AmResearch

Economic Update - Industrial production grows despite exports weaknesses

kiasutrader
Publish date: Mon, 12 Aug 2013, 04:33 PM

-  The Industrial Production Index (IPI) for Malaysia advanced by 3.3% YoY in June 2013 which was broadly in line with both ours and consensus estimates of +3.5% and +3.7% respectively. The IPI in May 2013 had been revised downwards by 0.1pp to +3.3%. The annual IPI growth in May was contributed by all three divisions including Manufacturing (+1.5% YoY), Mining (8.1%) and Electricity (6.0%).

-  In the manufacturing segment, the production of E&E posted a decline of 1.4% in June (May: +0.7% YoY). Based on the latest available data of the exports oriented industries of IPI, we note that the production of E&E for the purpose of exports had moderated to 0.9% YoY in May from +4.8% in the preceding month.

-  Overall, output continues to grow despite weaknesses in the export segment. Owing to firm domestic demand, IPI growth has been mostly domestically driven during the month of May. May’s industrial production in terms of exports oriented and domestic oriented segments have posted growth of 2.4% and 5.2% YoY respectively.

-  Despite the negative exports data for five straight months through to June, we do envisage an improvement inexport sales as soon as global demand gathers pace. The export driven industries have been showing output growth for the past two months in April and May as these industries are probably gearing up for the potential rebound in demand. Domestically though, demand remains intact and we do foresee continued expansion going forward.
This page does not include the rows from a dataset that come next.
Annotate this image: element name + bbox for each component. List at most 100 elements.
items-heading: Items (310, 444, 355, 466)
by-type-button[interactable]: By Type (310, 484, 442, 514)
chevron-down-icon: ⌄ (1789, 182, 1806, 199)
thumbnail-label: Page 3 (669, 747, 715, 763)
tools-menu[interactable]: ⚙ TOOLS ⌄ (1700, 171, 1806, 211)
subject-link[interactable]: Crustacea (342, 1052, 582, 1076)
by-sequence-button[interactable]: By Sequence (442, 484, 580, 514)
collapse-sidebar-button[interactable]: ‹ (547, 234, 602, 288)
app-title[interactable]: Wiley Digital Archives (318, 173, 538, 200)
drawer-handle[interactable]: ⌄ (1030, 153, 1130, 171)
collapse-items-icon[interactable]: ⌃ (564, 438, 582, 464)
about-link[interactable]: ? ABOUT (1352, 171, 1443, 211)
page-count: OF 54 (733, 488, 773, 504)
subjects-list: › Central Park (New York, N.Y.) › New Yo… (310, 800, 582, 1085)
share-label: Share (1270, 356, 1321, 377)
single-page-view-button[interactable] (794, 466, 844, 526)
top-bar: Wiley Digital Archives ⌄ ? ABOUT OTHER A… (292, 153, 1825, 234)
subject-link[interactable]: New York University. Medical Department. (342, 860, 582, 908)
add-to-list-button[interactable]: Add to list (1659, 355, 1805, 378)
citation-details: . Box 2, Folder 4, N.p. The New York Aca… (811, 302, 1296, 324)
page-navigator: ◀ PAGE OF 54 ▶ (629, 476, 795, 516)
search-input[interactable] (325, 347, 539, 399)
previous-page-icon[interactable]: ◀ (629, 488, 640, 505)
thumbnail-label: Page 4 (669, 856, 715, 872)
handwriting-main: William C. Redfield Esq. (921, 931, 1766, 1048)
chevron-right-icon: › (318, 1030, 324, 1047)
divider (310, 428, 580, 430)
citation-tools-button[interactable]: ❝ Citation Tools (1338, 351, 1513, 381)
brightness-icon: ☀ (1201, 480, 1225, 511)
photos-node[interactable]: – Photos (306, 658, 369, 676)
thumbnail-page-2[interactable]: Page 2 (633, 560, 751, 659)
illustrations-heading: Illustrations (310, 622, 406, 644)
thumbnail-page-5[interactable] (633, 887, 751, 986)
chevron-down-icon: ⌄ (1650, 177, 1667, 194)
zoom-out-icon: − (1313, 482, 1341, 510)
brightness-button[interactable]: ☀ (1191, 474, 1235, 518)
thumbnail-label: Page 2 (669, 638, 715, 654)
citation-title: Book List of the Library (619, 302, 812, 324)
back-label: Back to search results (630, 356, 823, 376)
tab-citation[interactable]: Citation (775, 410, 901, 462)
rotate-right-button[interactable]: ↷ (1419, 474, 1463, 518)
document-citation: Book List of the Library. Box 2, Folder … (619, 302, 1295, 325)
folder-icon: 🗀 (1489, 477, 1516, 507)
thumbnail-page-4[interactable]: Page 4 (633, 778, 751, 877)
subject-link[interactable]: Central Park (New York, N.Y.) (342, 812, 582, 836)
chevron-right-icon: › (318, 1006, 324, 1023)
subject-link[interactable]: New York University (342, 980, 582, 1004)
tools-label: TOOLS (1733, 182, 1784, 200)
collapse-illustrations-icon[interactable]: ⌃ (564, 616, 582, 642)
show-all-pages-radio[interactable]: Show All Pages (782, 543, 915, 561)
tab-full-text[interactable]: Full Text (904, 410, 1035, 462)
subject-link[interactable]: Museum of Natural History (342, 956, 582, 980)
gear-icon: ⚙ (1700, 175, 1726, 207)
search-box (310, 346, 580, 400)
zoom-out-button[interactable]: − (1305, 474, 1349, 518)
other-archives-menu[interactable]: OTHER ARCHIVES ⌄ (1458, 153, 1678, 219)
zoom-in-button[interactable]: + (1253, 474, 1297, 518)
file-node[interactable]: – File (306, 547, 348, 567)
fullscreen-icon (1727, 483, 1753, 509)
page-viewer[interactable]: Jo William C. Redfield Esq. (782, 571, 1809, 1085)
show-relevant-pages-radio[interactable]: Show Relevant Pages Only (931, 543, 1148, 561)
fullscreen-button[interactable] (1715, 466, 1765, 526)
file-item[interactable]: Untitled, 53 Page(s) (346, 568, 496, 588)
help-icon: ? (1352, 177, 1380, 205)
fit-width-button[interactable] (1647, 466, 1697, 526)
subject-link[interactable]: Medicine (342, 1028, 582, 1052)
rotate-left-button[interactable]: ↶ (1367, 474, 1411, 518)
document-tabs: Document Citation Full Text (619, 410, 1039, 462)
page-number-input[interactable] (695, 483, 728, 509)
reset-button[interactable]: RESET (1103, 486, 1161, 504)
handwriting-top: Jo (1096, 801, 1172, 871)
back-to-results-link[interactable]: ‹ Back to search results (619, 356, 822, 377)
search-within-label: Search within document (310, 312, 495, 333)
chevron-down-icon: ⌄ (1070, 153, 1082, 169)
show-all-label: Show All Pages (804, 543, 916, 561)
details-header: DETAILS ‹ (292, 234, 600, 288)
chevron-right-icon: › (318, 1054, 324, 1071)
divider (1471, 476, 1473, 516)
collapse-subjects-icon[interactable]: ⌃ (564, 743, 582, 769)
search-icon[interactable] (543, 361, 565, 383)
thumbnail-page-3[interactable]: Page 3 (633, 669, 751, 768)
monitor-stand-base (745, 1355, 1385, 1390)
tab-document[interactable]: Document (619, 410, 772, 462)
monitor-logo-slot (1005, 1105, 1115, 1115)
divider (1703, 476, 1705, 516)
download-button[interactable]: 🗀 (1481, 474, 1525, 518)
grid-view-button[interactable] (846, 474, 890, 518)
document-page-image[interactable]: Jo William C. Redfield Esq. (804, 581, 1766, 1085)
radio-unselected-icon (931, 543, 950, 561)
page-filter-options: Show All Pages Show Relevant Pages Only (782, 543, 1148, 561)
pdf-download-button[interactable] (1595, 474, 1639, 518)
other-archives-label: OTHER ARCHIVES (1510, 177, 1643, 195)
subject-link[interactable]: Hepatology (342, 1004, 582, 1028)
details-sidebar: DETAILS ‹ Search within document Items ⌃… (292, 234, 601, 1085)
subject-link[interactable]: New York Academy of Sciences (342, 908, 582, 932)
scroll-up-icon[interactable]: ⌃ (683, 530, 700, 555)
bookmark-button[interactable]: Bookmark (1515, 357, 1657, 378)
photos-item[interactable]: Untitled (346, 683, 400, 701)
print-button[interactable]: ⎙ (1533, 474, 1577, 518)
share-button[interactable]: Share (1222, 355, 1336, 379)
-  A separate report last Wednesday showed that Malaysia’s total sales value of the manufacturing sub-division declined

for the fifth consecutive month in June. Overall sales fell by 2.2% YoY to RM51.6bn in June (May: -2.5%). The decrease in sales value was attributed to lower sales in 57 of 116 industries (59.1%) surveyed. Particularly, the contraction in sales was driven by the Manufacture of Semi-Conductor Devices (-15.4% YoY); Manufacture of Basic Iron and Steel Products (-16.6%); and Rubber Remilling and Latex Processing (-31.9%).

-  All in all, we expect the rebound in advanced countries to bode well for growth within Asia. Mainly, the sooner-thanexpected recovery in the US and the relatively weaker regional currencies vis-à-vis USD will be a boost for future exports growth. As such, we do anticipate an improvement for the local manufacturing division due to the renewed optimism of a rebound in global demand going forth.

-  Recent report by the Semiconductor Industry Association (SIA) showed that global sales for June 2013 rose by 2.1% YoY (or +0.8% MoM) to USD24.88bil. Mainly, the US had posted strong sales growth of 10.6% YoY (or +3.5% MoM) to USD4.76bil in June.

-  Elsewhere, the global manufacturing data suggests that the manufacturing segment is gaining traction. Latest data based on JP Morgan’s survey showed that the manufacturing sector had rebounded to 50.8 points in July owing to improvements in the US, China, Europe and Singapore (June: 50.6).

-  US economy is gathering pace as itsISM manufacturing index shot up to a healthy 55.4 in July (June: 50.9 points). We do foresee an impetus for a sustainable rebound in the US owing to the improved employment market. Note that the US unemployment rate had moderated to 7.4% and total nonfarm payroll employment increased by 162,000 in July.

-  Meanwhile, Japan’s manufacturing segment had deteriorated owing to the sharp fall in production and recessionary risk ahead if sales tax is raised to 8% in April next year. Japan’s Manufacturing PMI slipped to 50.7 points in July vs. 52.3 points in the previous month.